España encontró en el terreno de la estética y en el debate de los historiadores los espacios públicos propicios, tal vez los únicos existentes entonces, para la elaboración del recuerdo de la República, de la Guerra Civil y del franquismo.

En el campo del derecho se optó por la amnistía y hubo que esperar hasta el gobierno de José Luis Rodríguez Zapatero para la elaboración de una ley de memoria histórica (aprobada en 2007).

Pedro Sánchez asumió en junio de este año la Presidencia del Gobierno después de una moción de censura dirigida contra el expresidente Mariano Rajoy que mereció el respaldo de distintas fuerzas políticas.

La debilidad de los apoyos incita al actual gobierno a tomar medidas simbólicas, ya que poco puede hacerse con un presupuesto heredado y con unos socios cuyas agendas son contradictorias.

Por varias razones, la exhumación de Franco altera el tablero de juego de la política española:
1.- Resta apoyo electoral a la derecha ya que permite denunciar complicidades no siempre ciertas con la dictadura.

2.- Obliga a la izquierda no encuadrada en el Partido Socialista a respaldar al Gobierno.
3.- Provoca cambios en el relato de los independentistas que han convertido a Franco en una figura que reaparece en sus soflamas con el fin de teñir de dudas el funcionamiento del actual estado de derecho.

Cabe pensar que el gobierno encontrará justificaciones más allá de la lógica partidista para buscar complicidades con la ciudadanía.

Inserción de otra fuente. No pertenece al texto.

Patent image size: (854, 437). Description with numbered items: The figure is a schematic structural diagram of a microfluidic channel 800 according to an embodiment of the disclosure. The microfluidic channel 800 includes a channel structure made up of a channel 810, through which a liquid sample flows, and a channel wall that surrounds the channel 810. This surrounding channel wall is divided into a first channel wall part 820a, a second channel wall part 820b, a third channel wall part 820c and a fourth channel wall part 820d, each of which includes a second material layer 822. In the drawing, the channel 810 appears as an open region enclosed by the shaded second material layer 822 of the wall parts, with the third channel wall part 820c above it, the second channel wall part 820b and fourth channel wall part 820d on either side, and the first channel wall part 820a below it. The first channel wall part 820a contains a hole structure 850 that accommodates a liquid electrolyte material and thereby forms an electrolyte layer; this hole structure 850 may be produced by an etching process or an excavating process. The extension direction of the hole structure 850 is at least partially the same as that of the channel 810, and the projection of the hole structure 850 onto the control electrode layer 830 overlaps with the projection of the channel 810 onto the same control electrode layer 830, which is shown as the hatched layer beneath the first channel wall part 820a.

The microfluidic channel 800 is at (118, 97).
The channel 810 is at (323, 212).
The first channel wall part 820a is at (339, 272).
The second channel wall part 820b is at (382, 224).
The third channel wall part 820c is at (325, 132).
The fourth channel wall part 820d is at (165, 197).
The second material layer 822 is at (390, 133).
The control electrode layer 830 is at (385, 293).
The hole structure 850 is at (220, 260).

Una combinación de discursos con tono épico o jurídico, pero siempre con fondo ético, que tratarán de afianzar el respaldo de los concernidos y lograr el favor de los indiferentes.

Tendrá que hacer frente al rechazo de la familia del dictador, a la posición de las autoridades eclesiásticas y a la posible “tribunalización” de la controversia (al ser aprobada por Real Decreto Ley sólo cabe recurso ante el Tribunal Constitucional). Quedan por despejar algunas dudas, entre ellas,el sitio elegido para reubicar los restos de Franco.

En mayo de 1914 el filósofo José Ortega y Gasset impartió una conferencia con el título “Vieja y nueva política” que supuso una impugnación del orden de su época. Fue un ejercicio de retórica cautivador que contiene una afirmación que deja al lector en una conmoción que se perpetua a través del tiempo: “Hay que matar bien a los muertos”.

Esta vez se trata de enterrarlos bien y en lo que significa ese bien, España se juega su salud democrática. La memoria no debería depender de la aritmética parlamentaria.